The problem is to generate random pixel positions from a probability distribution described by a grayscale image. To visualize the generated pixels we add a constant amount of intensity to the generated position. In the end we rescale the resulting image back to [0, 1] range. Using such a visualization, a correct generation algorithm should convergence towards the original image (or a multiple of it) as the number of generated pixels increases.
S = an array of 3-tuples (x, y, value), empty at start
cumulativeValue = 0
for each pixel (x, y)
if image(x, y) > 0
cumulativeValue += image(x, y)
append (x, y, cumulativeValue) to S
repeat desired amount of times
randomValue = random value in [0, cumulativeValue]
pick the first element s of S that has s.value >= randomValue [*]
output s
[*] Since S is an array ordered by ‘value’, we can use a binary search to find the element in logarithmic time.
For 10 000 000 points, the algorithm took 10 seconds on my machine.

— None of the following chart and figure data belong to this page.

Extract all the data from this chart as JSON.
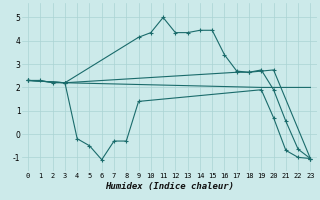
{
  "xlabel": "Humidex (Indice chaleur)",
  "bg_color": "#cceaea",
  "grid_color": "#aad4d4",
  "line_color": "#1a6b6b",
  "xlim": [
    -0.5,
    23.5
  ],
  "ylim": [
    -1.6,
    5.6
  ],
  "xticks": [
    0,
    1,
    2,
    3,
    4,
    5,
    6,
    7,
    8,
    9,
    10,
    11,
    12,
    13,
    14,
    15,
    16,
    17,
    18,
    19,
    20,
    21,
    22,
    23
  ],
  "yticks": [
    -1,
    0,
    1,
    2,
    3,
    4,
    5
  ],
  "series1": [
    [
      0,
      2.3
    ],
    [
      1,
      2.3
    ],
    [
      2,
      2.2
    ],
    [
      3,
      2.2
    ],
    [
      4,
      -0.2
    ],
    [
      5,
      -0.5
    ],
    [
      6,
      -1.1
    ],
    [
      7,
      -0.3
    ],
    [
      8,
      -0.3
    ],
    [
      9,
      1.4
    ],
    [
      19,
      1.9
    ],
    [
      20,
      0.7
    ],
    [
      21,
      -0.7
    ],
    [
      22,
      -1.0
    ],
    [
      23,
      -1.05
    ]
  ],
  "series2": [
    [
      0,
      2.3
    ],
    [
      3,
      2.2
    ],
    [
      9,
      4.15
    ],
    [
      10,
      4.35
    ],
    [
      11,
      5.0
    ],
    [
      12,
      4.35
    ],
    [
      13,
      4.35
    ],
    [
      14,
      4.45
    ],
    [
      15,
      4.45
    ],
    [
      16,
      3.4
    ],
    [
      17,
      2.7
    ],
    [
      18,
      2.65
    ],
    [
      19,
      2.75
    ],
    [
      20,
      1.9
    ],
    [
      21,
      0.55
    ],
    [
      22,
      -0.65
    ],
    [
      23,
      -1.05
    ]
  ],
  "series3": [
    [
      0,
      2.3
    ],
    [
      3,
      2.2
    ],
    [
      17,
      2.65
    ],
    [
      18,
      2.65
    ],
    [
      19,
      2.7
    ],
    [
      20,
      2.75
    ],
    [
      23,
      -1.05
    ]
  ],
  "series4": [
    [
      0,
      2.3
    ],
    [
      3,
      2.2
    ],
    [
      19,
      2.0
    ],
    [
      23,
      2.0
    ]
  ]
}
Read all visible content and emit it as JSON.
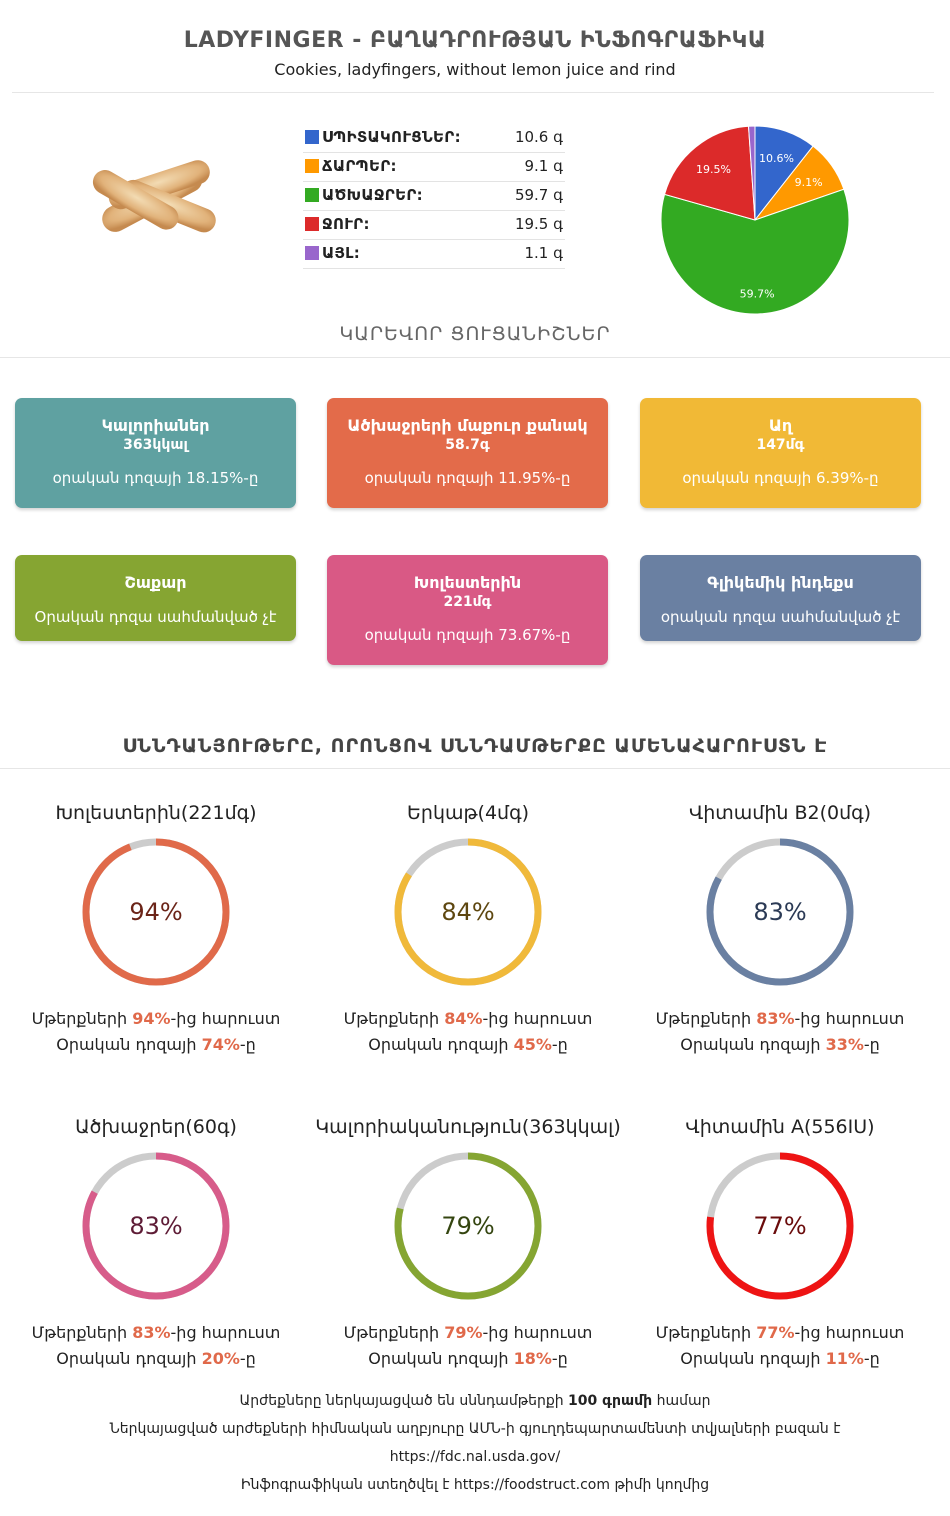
{
  "header": {
    "title": "LADYFINGER - ԲԱՂԱԴՐՈՒԹՅԱՆ ԻՆՖՈԳՐԱՖԻԿԱ",
    "subtitle": "Cookies, ladyfingers, without lemon juice and rind"
  },
  "chart_data": [
    {
      "type": "pie",
      "categories": [
        "ՍՊԻՏԱԿՈՒՑՆԵՐ:",
        "ՃԱՐՊԵՐ:",
        "ԱԾԽԱՋՐԵՐ:",
        "ՋՈՒՐ:",
        "ԱՅԼ:"
      ],
      "values": [
        10.6,
        9.1,
        59.7,
        19.5,
        1.1
      ],
      "value_labels": [
        "10.6 գ",
        "9.1 գ",
        "59.7 գ",
        "19.5 գ",
        "1.1 գ"
      ],
      "slice_labels": [
        "10.6%",
        "9.1%",
        "59.7%",
        "19.5%",
        ""
      ],
      "colors": [
        "#3366cc",
        "#ff9900",
        "#33aa22",
        "#dc2a2a",
        "#9966cc"
      ],
      "legend": "table-left"
    },
    {
      "type": "donut-set",
      "items": [
        {
          "title": "Խոլեստերին(221մգ)",
          "percent": 94,
          "label": "94%",
          "color": "#e06a4a",
          "text_color": "#6b2418",
          "l1_pre": "Մթերքների ",
          "l1_val": "94%",
          "l1_post": "-ից հարուստ",
          "l2_pre": "Օրական դոզայի ",
          "l2_val": "74%",
          "l2_post": "-ը"
        },
        {
          "title": "Երկաթ(4մգ)",
          "percent": 84,
          "label": "84%",
          "color": "#f0b93a",
          "text_color": "#5e4710",
          "l1_pre": "Մթերքների ",
          "l1_val": "84%",
          "l1_post": "-ից հարուստ",
          "l2_pre": "Օրական դոզայի ",
          "l2_val": "45%",
          "l2_post": "-ը"
        },
        {
          "title": "Վիտամին B2(0մգ)",
          "percent": 83,
          "label": "83%",
          "color": "#6a80a2",
          "text_color": "#2b3a55",
          "l1_pre": "Մթերքների ",
          "l1_val": "83%",
          "l1_post": "-ից հարուստ",
          "l2_pre": "Օրական դոզայի ",
          "l2_val": "33%",
          "l2_post": "-ը"
        },
        {
          "title": "Ածխաջրեր(60գ)",
          "percent": 83,
          "label": "83%",
          "color": "#d75c8a",
          "text_color": "#5e1c36",
          "l1_pre": "Մթերքների ",
          "l1_val": "83%",
          "l1_post": "-ից հարուստ",
          "l2_pre": "Օրական դոզայի ",
          "l2_val": "20%",
          "l2_post": "-ը"
        },
        {
          "title": "Կալորիականություն(363կկալ)",
          "percent": 79,
          "label": "79%",
          "color": "#85a532",
          "text_color": "#344510",
          "l1_pre": "Մթերքների ",
          "l1_val": "79%",
          "l1_post": "-ից հարուստ",
          "l2_pre": "Օրական դոզայի ",
          "l2_val": "18%",
          "l2_post": "-ը"
        },
        {
          "title": "Վիտամին A(556IU)",
          "percent": 77,
          "label": "77%",
          "color": "#ee1414",
          "text_color": "#6a0b0b",
          "l1_pre": "Մթերքների ",
          "l1_val": "77%",
          "l1_post": "-ից հարուստ",
          "l2_pre": "Օրական դոզայի ",
          "l2_val": "11%",
          "l2_post": "-ը"
        }
      ]
    }
  ],
  "key_heading": "ԿԱՐԵՎՈՐ ՑՈՒՑԱՆԻՇՆԵՐ",
  "cards": [
    {
      "name": "Կալորիաներ",
      "value": "363կկալ",
      "note": "օրական դոզայի 18.15%-ը",
      "color": "#5fa1a1"
    },
    {
      "name": "Ածխաջրերի մաքուր քանակ",
      "value": "58.7գ",
      "note": "օրական դոզայի 11.95%-ը",
      "color": "#e36b4a"
    },
    {
      "name": "Աղ",
      "value": "147մգ",
      "note": "օրական դոզայի 6.39%-ը",
      "color": "#f1b936"
    },
    {
      "name": "Շաքար",
      "value": "",
      "note": "Օրական դոզա սահմանված չէ",
      "color": "#86a532"
    },
    {
      "name": "Խոլեստերին",
      "value": "221մգ",
      "note": "օրական դոզայի 73.67%-ը",
      "color": "#d95985"
    },
    {
      "name": "Գլիկեմիկ ինդեքս",
      "value": "",
      "note": "օրական դոզա սահմանված չէ",
      "color": "#6a80a2"
    }
  ],
  "rich_heading": "ՍՆՆԴԱՆՅՈՒԹԵՐԸ, ՈՐՈՆՑՈՎ ՍՆՆԴԱՄԹԵՐՔԸ ԱՄԵՆԱՀԱՐՈՒՍՏՆ Է",
  "footer": {
    "l1_pre": "Արժեքները ներկայացված են սննդամթերքի ",
    "l1_bold": "100 գրամի",
    "l1_post": " համար",
    "l2": "Ներկայացված արժեքների հիմնական աղբյուրը ԱՄՆ-ի գյուղդեպարտամենտի տվյալների բազան է",
    "l3": "https://fdc.nal.usda.gov/",
    "l4_pre": "Ինֆոգրաֆիկան ստեղծվել է ",
    "l4_link": "https://foodstruct.com",
    "l4_post": " թիմի կողմից"
  }
}
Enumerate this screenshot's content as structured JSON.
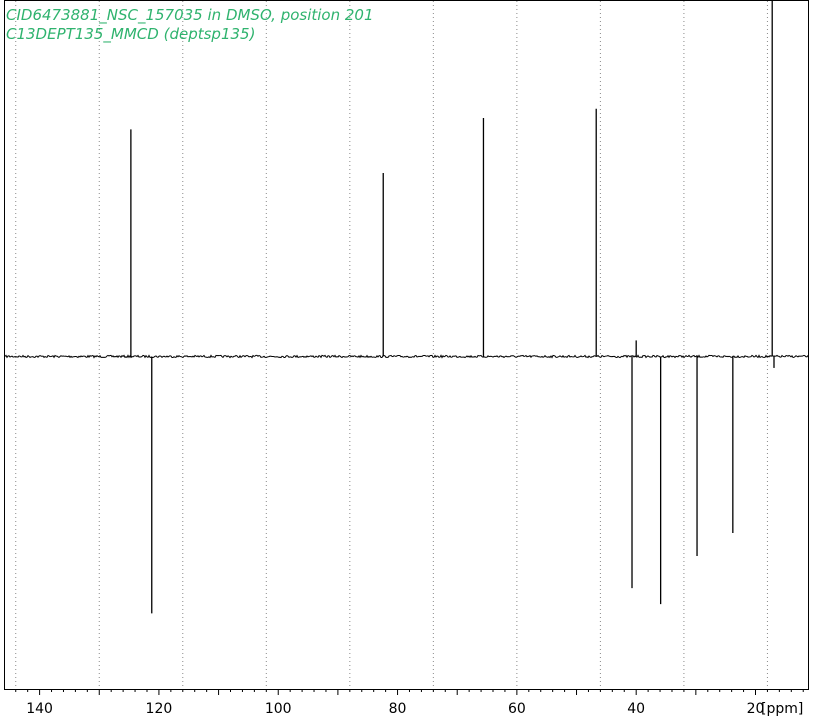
{
  "title": {
    "line1": "CID6473881_NSC_157035 in DMSO, position 201",
    "line2": "C13DEPT135_MMCD (deptsp135)"
  },
  "colors": {
    "title": "#2fb36e",
    "spectrum": "#000000",
    "grid": "#8a8a8a",
    "frame": "#000000"
  },
  "chart_data": {
    "type": "line",
    "xlabel": "[ppm]",
    "x_axis_reversed": true,
    "xlim": [
      145.8,
      11.2
    ],
    "ylim": [
      -1.45,
      1.55
    ],
    "grid": "vertical dotted",
    "x_ticks": [
      140,
      120,
      100,
      80,
      60,
      40,
      20
    ],
    "peaks": [
      {
        "ppm": 124.7,
        "intensity": 0.99
      },
      {
        "ppm": 121.2,
        "intensity": -1.12
      },
      {
        "ppm": 82.4,
        "intensity": 0.8
      },
      {
        "ppm": 65.6,
        "intensity": 1.04
      },
      {
        "ppm": 46.7,
        "intensity": 1.08
      },
      {
        "ppm": 40.0,
        "intensity": 0.07
      },
      {
        "ppm": 40.7,
        "intensity": -1.01
      },
      {
        "ppm": 35.9,
        "intensity": -1.08
      },
      {
        "ppm": 29.8,
        "intensity": -0.87
      },
      {
        "ppm": 23.8,
        "intensity": -0.77
      },
      {
        "ppm": 17.2,
        "intensity": 1.7
      },
      {
        "ppm": 16.9,
        "intensity": -0.05
      }
    ]
  }
}
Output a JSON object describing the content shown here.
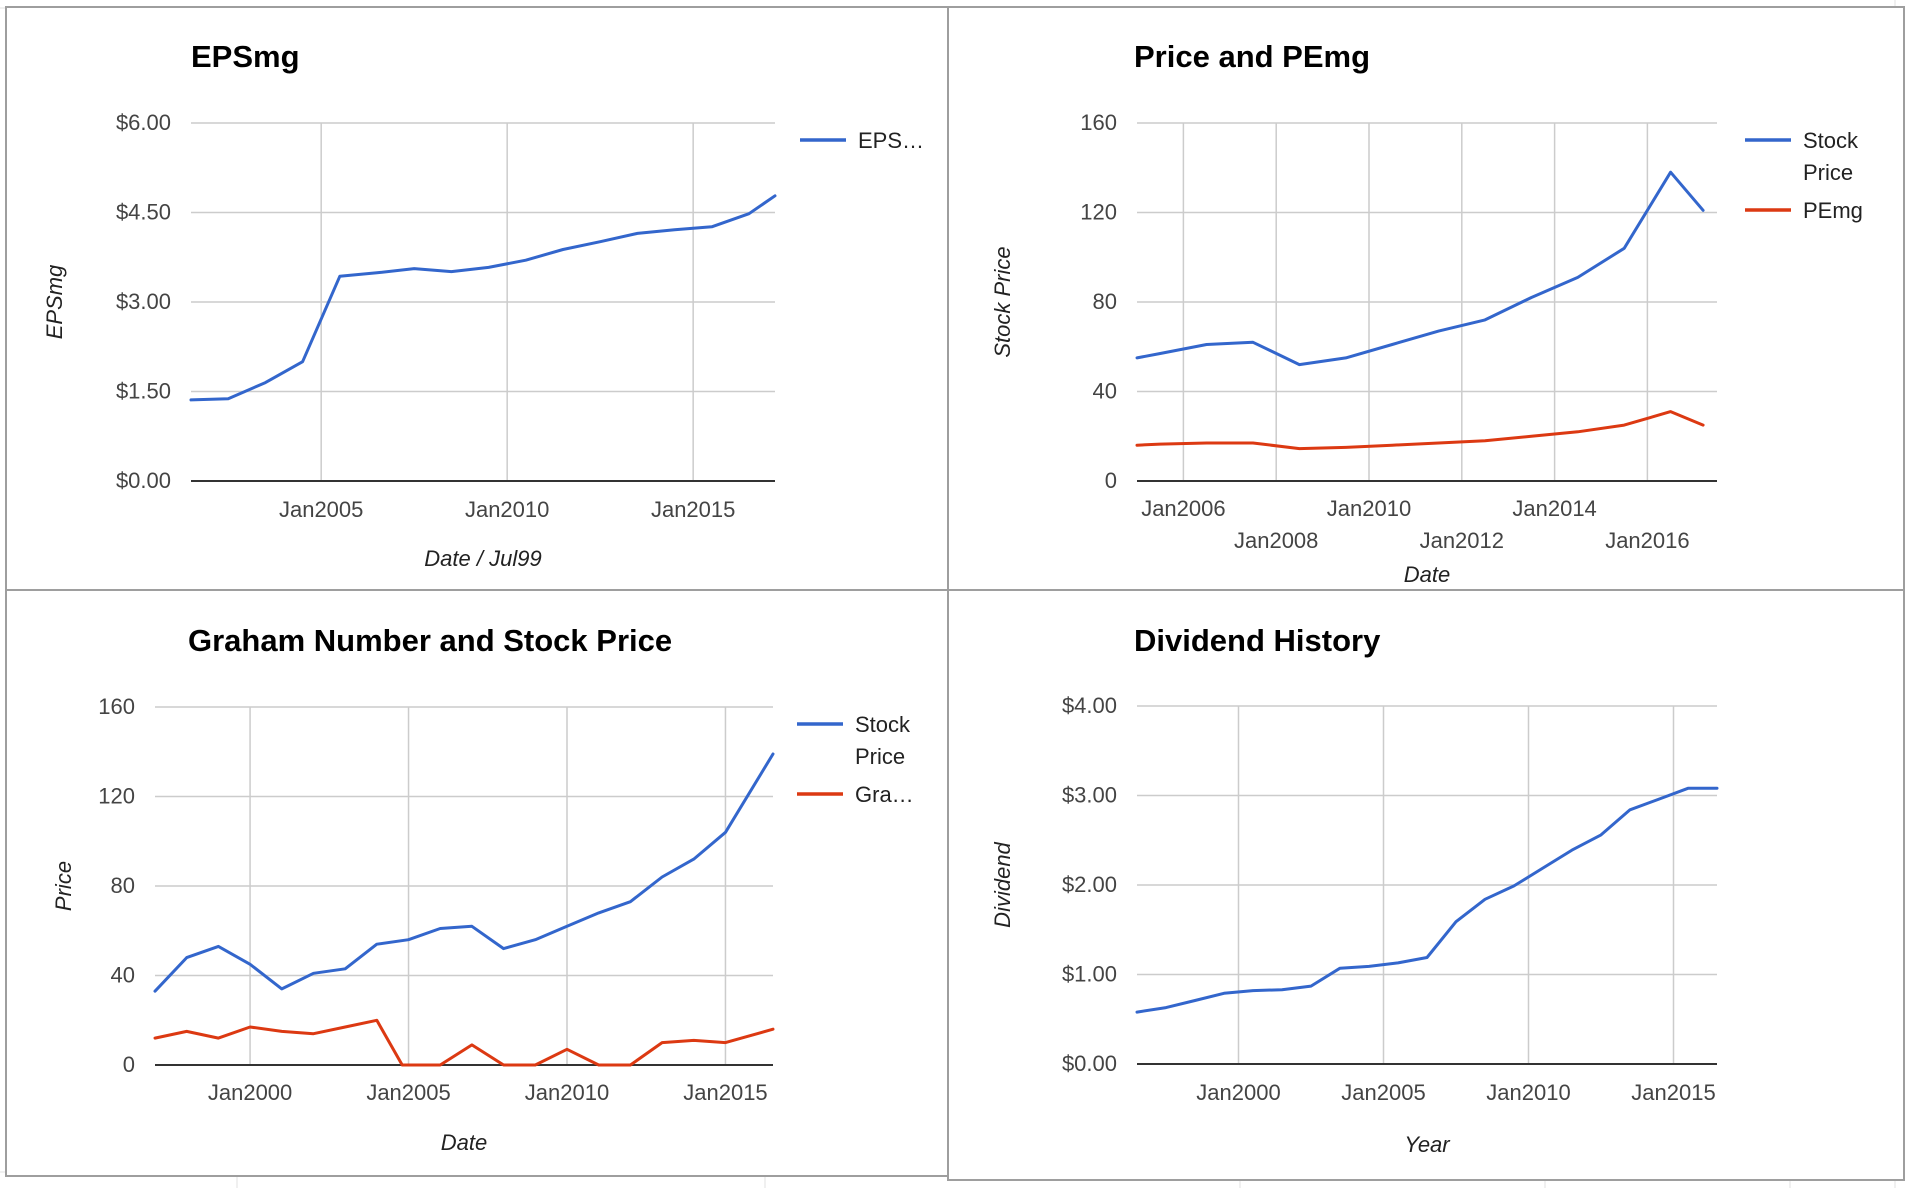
{
  "colors": {
    "blue": "#3366cc",
    "red": "#dc3912"
  },
  "chart_data": [
    {
      "type": "line",
      "title": "EPSmg",
      "xlabel": "Date / Jul99",
      "ylabel": "EPSmg",
      "ylim": [
        0,
        6
      ],
      "y_ticks": [
        0,
        1.5,
        3,
        4.5,
        6
      ],
      "y_tick_labels": [
        "$0.00",
        "$1.50",
        "$3.00",
        "$4.50",
        "$6.00"
      ],
      "x_range": [
        2001.5,
        2017.2
      ],
      "x_ticks": [
        2005,
        2010,
        2015
      ],
      "x_tick_labels": [
        "Jan2005",
        "Jan2010",
        "Jan2015"
      ],
      "grid": true,
      "legend": "right",
      "series": [
        {
          "name": "EPS…",
          "color": "#3366cc",
          "x": [
            2001.5,
            2002.5,
            2003.5,
            2004.5,
            2005.5,
            2006.5,
            2007.5,
            2008.5,
            2009.5,
            2010.5,
            2011.5,
            2012.5,
            2013.5,
            2014.5,
            2015.5,
            2016.5,
            2017.2
          ],
          "values": [
            1.36,
            1.38,
            1.65,
            2.0,
            3.43,
            3.49,
            3.56,
            3.51,
            3.58,
            3.7,
            3.88,
            4.01,
            4.15,
            4.21,
            4.26,
            4.48,
            4.78
          ]
        }
      ]
    },
    {
      "type": "line",
      "title": "Price and PEmg",
      "xlabel": "Date",
      "ylabel": "Stock Price",
      "ylim": [
        0,
        160
      ],
      "y_ticks": [
        0,
        40,
        80,
        120,
        160
      ],
      "y_tick_labels": [
        "0",
        "40",
        "80",
        "120",
        "160"
      ],
      "x_range": [
        2005.0,
        2017.5
      ],
      "x_ticks": [
        2006,
        2008,
        2010,
        2012,
        2014,
        2016
      ],
      "x_tick_labels": [
        "Jan2006",
        "Jan2008",
        "Jan2010",
        "Jan2012",
        "Jan2014",
        "Jan2016"
      ],
      "grid": true,
      "legend": "right",
      "series": [
        {
          "name": "Stock Price",
          "color": "#3366cc",
          "x": [
            2005.0,
            2005.5,
            2006.5,
            2007.5,
            2008.5,
            2009.5,
            2010.5,
            2011.5,
            2012.5,
            2013.5,
            2014.5,
            2015.5,
            2016.5,
            2017.2
          ],
          "values": [
            55,
            57,
            61,
            62,
            52,
            55,
            61,
            67,
            72,
            82,
            91,
            104,
            138,
            121
          ]
        },
        {
          "name": "PEmg",
          "color": "#dc3912",
          "x": [
            2005.0,
            2005.5,
            2006.5,
            2007.5,
            2008.5,
            2009.5,
            2010.5,
            2011.5,
            2012.5,
            2013.5,
            2014.5,
            2015.5,
            2016.5,
            2017.2
          ],
          "values": [
            16,
            16.5,
            17,
            17,
            14.5,
            15,
            16,
            17,
            18,
            20,
            22,
            25,
            31,
            25
          ]
        }
      ]
    },
    {
      "type": "line",
      "title": "Graham Number and Stock Price",
      "xlabel": "Date",
      "ylabel": "Price",
      "ylim": [
        0,
        160
      ],
      "y_ticks": [
        0,
        40,
        80,
        120,
        160
      ],
      "y_tick_labels": [
        "0",
        "40",
        "80",
        "120",
        "160"
      ],
      "x_range": [
        1997.0,
        2016.5
      ],
      "x_ticks": [
        2000,
        2005,
        2010,
        2015
      ],
      "x_tick_labels": [
        "Jan2000",
        "Jan2005",
        "Jan2010",
        "Jan2015"
      ],
      "grid": true,
      "legend": "right",
      "series": [
        {
          "name": "Stock Price",
          "color": "#3366cc",
          "x": [
            1997.0,
            1998.0,
            1999.0,
            2000.0,
            2001.0,
            2002.0,
            2003.0,
            2004.0,
            2005.0,
            2006.0,
            2007.0,
            2008.0,
            2009.0,
            2010.0,
            2011.0,
            2012.0,
            2013.0,
            2014.0,
            2015.0,
            2016.5
          ],
          "values": [
            33,
            48,
            53,
            45,
            34,
            41,
            43,
            54,
            56,
            61,
            62,
            52,
            56,
            62,
            68,
            73,
            84,
            92,
            104,
            139
          ]
        },
        {
          "name": "Gra…",
          "color": "#dc3912",
          "x": [
            1997.0,
            1998.0,
            1999.0,
            2000.0,
            2001.0,
            2002.0,
            2003.0,
            2004.0,
            2004.8,
            2006.0,
            2007.0,
            2008.0,
            2009.0,
            2010.0,
            2011.0,
            2012.0,
            2013.0,
            2014.0,
            2015.0,
            2016.5
          ],
          "values": [
            12,
            15,
            12,
            17,
            15,
            14,
            17,
            20,
            0,
            0,
            9,
            0,
            0,
            7,
            0,
            0,
            10,
            11,
            10,
            16
          ]
        }
      ]
    },
    {
      "type": "line",
      "title": "Dividend History",
      "xlabel": "Year",
      "ylabel": "Dividend",
      "ylim": [
        0,
        4
      ],
      "y_ticks": [
        0,
        1,
        2,
        3,
        4
      ],
      "y_tick_labels": [
        "$0.00",
        "$1.00",
        "$2.00",
        "$3.00",
        "$4.00"
      ],
      "x_range": [
        1996.5,
        2016.5
      ],
      "x_ticks": [
        2000,
        2005,
        2010,
        2015
      ],
      "x_tick_labels": [
        "Jan2000",
        "Jan2005",
        "Jan2010",
        "Jan2015"
      ],
      "grid": true,
      "legend": "none",
      "series": [
        {
          "color": "#3366cc",
          "x": [
            1996.5,
            1997.5,
            1998.5,
            1999.5,
            2000.5,
            2001.5,
            2002.5,
            2003.5,
            2004.5,
            2005.5,
            2006.5,
            2007.5,
            2008.5,
            2009.5,
            2010.5,
            2011.5,
            2012.5,
            2013.5,
            2014.5,
            2015.5,
            2016.5
          ],
          "values": [
            0.58,
            0.63,
            0.71,
            0.79,
            0.82,
            0.83,
            0.87,
            1.07,
            1.09,
            1.13,
            1.19,
            1.59,
            1.84,
            1.99,
            2.19,
            2.39,
            2.56,
            2.84,
            2.96,
            3.08,
            3.08
          ]
        }
      ]
    }
  ]
}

I also tried different approaches to this problem which worked in 2d. They worked by subdividing the image hierarchically down to a single pixel. However, these approaches gave worse results since they needed log(n) + log(m) = log(nm) random variables per point compared to one random variable for the presented technique. After going through the implementation of these algorithms I am pretty sure that the presented technique is near optimal in practical terms.